On one level, The Reckless Moment feels like a noir film, not unlike Michael Curtiz’ Mildred Pierce (1945) which was also about a woman (Joan Crawford) trying to protect her teenage daughter after an unexpected death. But Gerlardine Brooks in this film is nothing like Ann Blyth in that one – Blyth was a master manipulator, and despite her young age, the femme fatale of that movie. Brooks is more of a lovesick teenager – completely oblivious to what she has done, and what it does to those around her, so she can continue to live in her little bubble – where her teenage love problems are the most important thing in the world. It is Bennett who is truly the center of this film – trying so hard to protect her child, despite what she has done (it is clear it was an accident anyway), and even as things start to spiral out of control, she tries hard to hold it together. The fact that her husband is away, means she has to take on the role that we would normally associate with him – the problem solver. The mother protecting her child from a murder they committed has become somewhat of a staple in the movie – films like The Deep End (2001) with Tilda Swinton’s remarkable performance (which is actually based on the same story as this film) and Mother (2010) from Korea have had similar plots. In that regard, The Reckless Moment actually seems surprisingly modern – it hasn’t really aged in the 62 years since it was made.

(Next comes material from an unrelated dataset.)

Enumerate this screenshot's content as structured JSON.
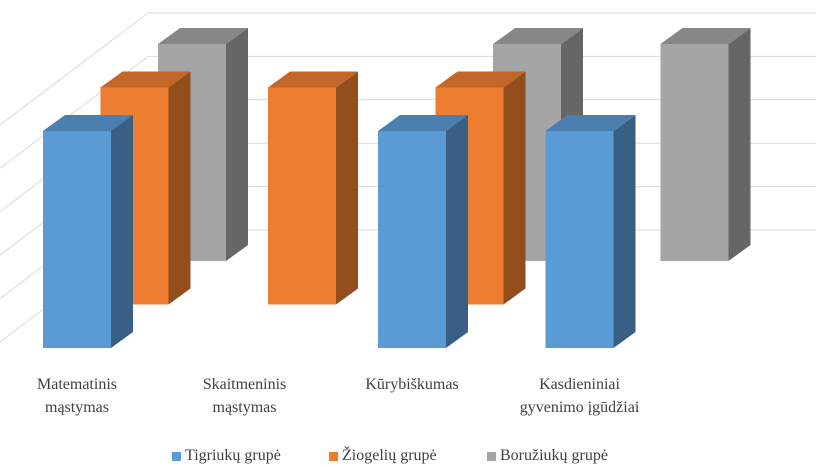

But this story adds another level as well. Yes, it is a noir story, but it is also a story of suburban, and dysfunction in the nuclear family. There is quite a bit of dysfunction on display in this little family – with its absent father for starters – and like many filmmakers, Ophuls pokes holes in the notion that suburbia is boring and safe. But the James Mason character adds another level as well – he has lived his life as a criminal, with no real family connection to speak of (what little he mentions about his family is not positive) – he falls in love, not so much with Bennett, but with her comfortable middle class existence that he has never known. It would be going too far to suggest that Mason is a “hero” in this movie, but his actions at the end of the film do allow everything to go back to the status quo. While Bennett has the lead role here – practically at the center of every scene – and she is great in it, it is Mason who delivers the best performance as a man who is being torn apart by his desires.

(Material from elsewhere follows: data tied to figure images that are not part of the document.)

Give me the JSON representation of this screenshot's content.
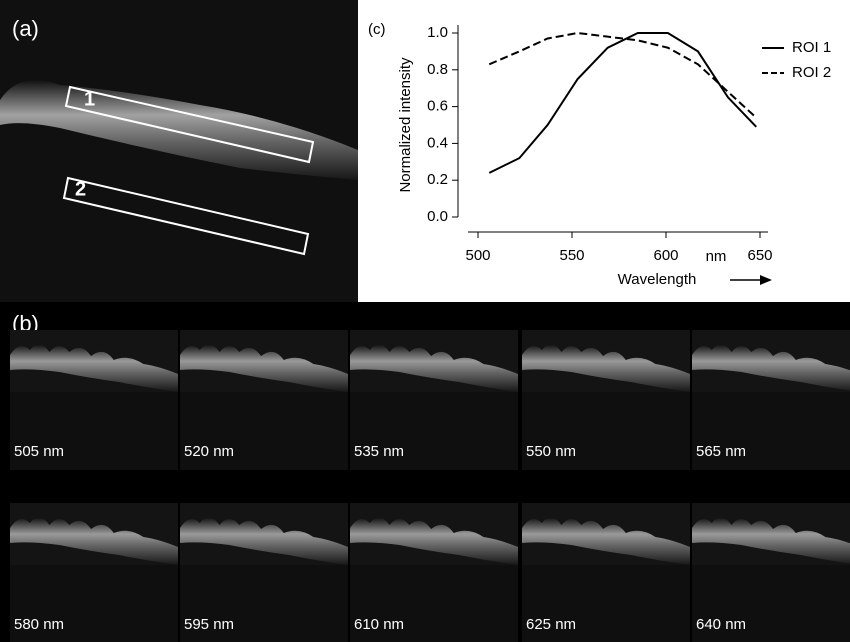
{
  "panels": {
    "a": "(a)",
    "b": "(b)",
    "c": "(c)"
  },
  "roi_labels": [
    "1",
    "2"
  ],
  "images": [
    "505 nm",
    "520 nm",
    "535 nm",
    "550 nm",
    "565 nm",
    "580 nm",
    "595 nm",
    "610 nm",
    "625 nm",
    "640 nm"
  ],
  "chart_data": {
    "type": "line",
    "xlabel": "Wavelength",
    "x_unit": "nm",
    "ylabel": "Normalized intensity",
    "x": [
      506,
      522,
      537,
      553,
      569,
      585,
      601,
      617,
      633,
      648
    ],
    "series": [
      {
        "name": "ROI 1",
        "color": "#000000",
        "linestyle": "solid",
        "values": [
          0.24,
          0.32,
          0.5,
          0.75,
          0.92,
          1.0,
          1.0,
          0.9,
          0.65,
          0.49
        ]
      },
      {
        "name": "ROI 2",
        "color": "#000000",
        "linestyle": "dashed",
        "values": [
          0.83,
          0.9,
          0.97,
          1.0,
          0.98,
          0.96,
          0.92,
          0.83,
          0.68,
          0.54
        ]
      }
    ],
    "xlim": [
      500,
      650
    ],
    "xticks": [
      500,
      550,
      600,
      650
    ],
    "ylim": [
      0,
      1.0
    ],
    "yticks": [
      {
        "value": 0,
        "label": "0.0"
      },
      0.2,
      0.4,
      0.6,
      0.8,
      {
        "value": 1,
        "label": "1.0"
      }
    ],
    "legend": "upper right"
  }
}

Is the ending of The Reckless Moment happy or sad? It is truly that it seems to be a happy ending, and gives the impression that everything is going to fine. Yet that happiness is built on lies – which is the final thing we see Bennett doing in the movie. That doesn’t mention what Bea is going to have to live with – that is if she can pull herself out of her lovesick depression and realizes it. While everyone seems happy at the end, it is a false happiness.

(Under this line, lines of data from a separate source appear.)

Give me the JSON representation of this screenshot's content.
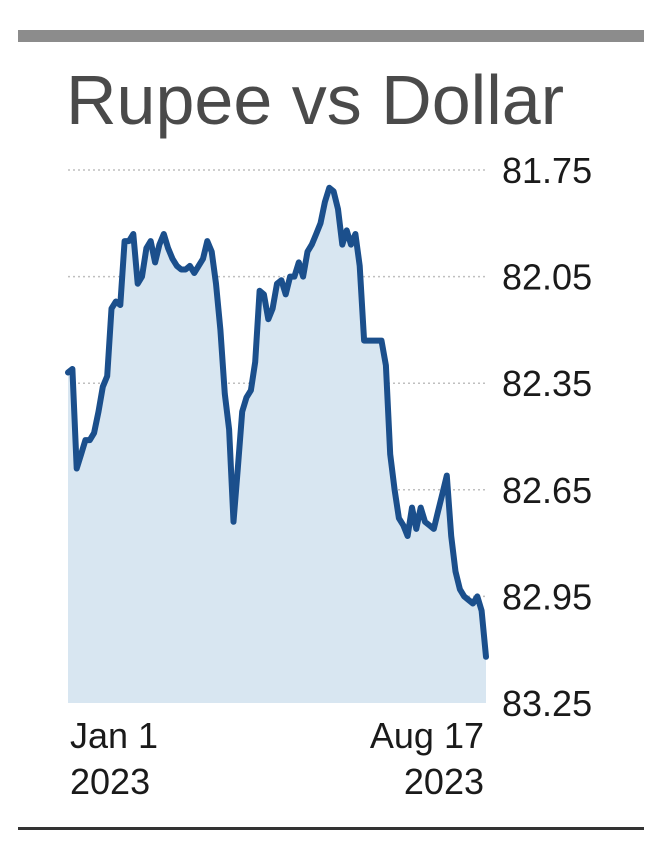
{
  "chart_data": {
    "type": "area",
    "title": "Rupee vs Dollar",
    "xlabel": "",
    "ylabel": "",
    "y_inverted": true,
    "ylim": [
      81.75,
      83.25
    ],
    "yticks": [
      "81.75",
      "82.05",
      "82.35",
      "82.65",
      "82.95",
      "83.25"
    ],
    "x_start": {
      "date": "Jan 1",
      "year": "2023"
    },
    "x_end": {
      "date": "Aug 17",
      "year": "2023"
    },
    "grid": true,
    "colors": {
      "line": "#1b4f8c",
      "fill": "#d8e6f1",
      "grid": "#bfbfbf"
    },
    "series": [
      {
        "values": [
          82.32,
          82.31,
          82.59,
          82.55,
          82.51,
          82.51,
          82.49,
          82.43,
          82.36,
          82.33,
          82.14,
          82.12,
          82.13,
          81.95,
          81.95,
          81.93,
          82.07,
          82.05,
          81.97,
          81.95,
          82.01,
          81.96,
          81.93,
          81.97,
          82.0,
          82.02,
          82.03,
          82.03,
          82.02,
          82.04,
          82.02,
          82.0,
          81.95,
          81.98,
          82.07,
          82.2,
          82.38,
          82.48,
          82.74,
          82.59,
          82.43,
          82.39,
          82.37,
          82.29,
          82.09,
          82.1,
          82.17,
          82.14,
          82.07,
          82.06,
          82.1,
          82.05,
          82.05,
          82.01,
          82.05,
          81.98,
          81.96,
          81.93,
          81.9,
          81.84,
          81.8,
          81.81,
          81.86,
          81.96,
          81.92,
          81.96,
          81.93,
          82.02,
          82.23,
          82.23,
          82.23,
          82.23,
          82.23,
          82.3,
          82.55,
          82.65,
          82.73,
          82.75,
          82.78,
          82.7,
          82.76,
          82.7,
          82.74,
          82.75,
          82.76,
          82.71,
          82.66,
          82.61,
          82.78,
          82.88,
          82.93,
          82.95,
          82.96,
          82.97,
          82.95,
          82.99,
          83.12
        ]
      }
    ]
  }
}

I’m not quite sure how to fit The Reckless Moment in among the work of Ophuls. It is true that the film contains a number of his signature tracking shots – shots that would make him a major influence on many directors who came later. The film is visually stunning, shot in gorgeous black and white. And to a certain extent, the film is another of Ophuls work about strong female protagonists – women who take on roles traditional male roles in society, and often pay the price for it. But something about it feels different from Ophuls later work. I don’t mean that as an insult, but more of an observation. For me The Reckless Moment is one of his best films – a strange little film that I cannot get out of my head.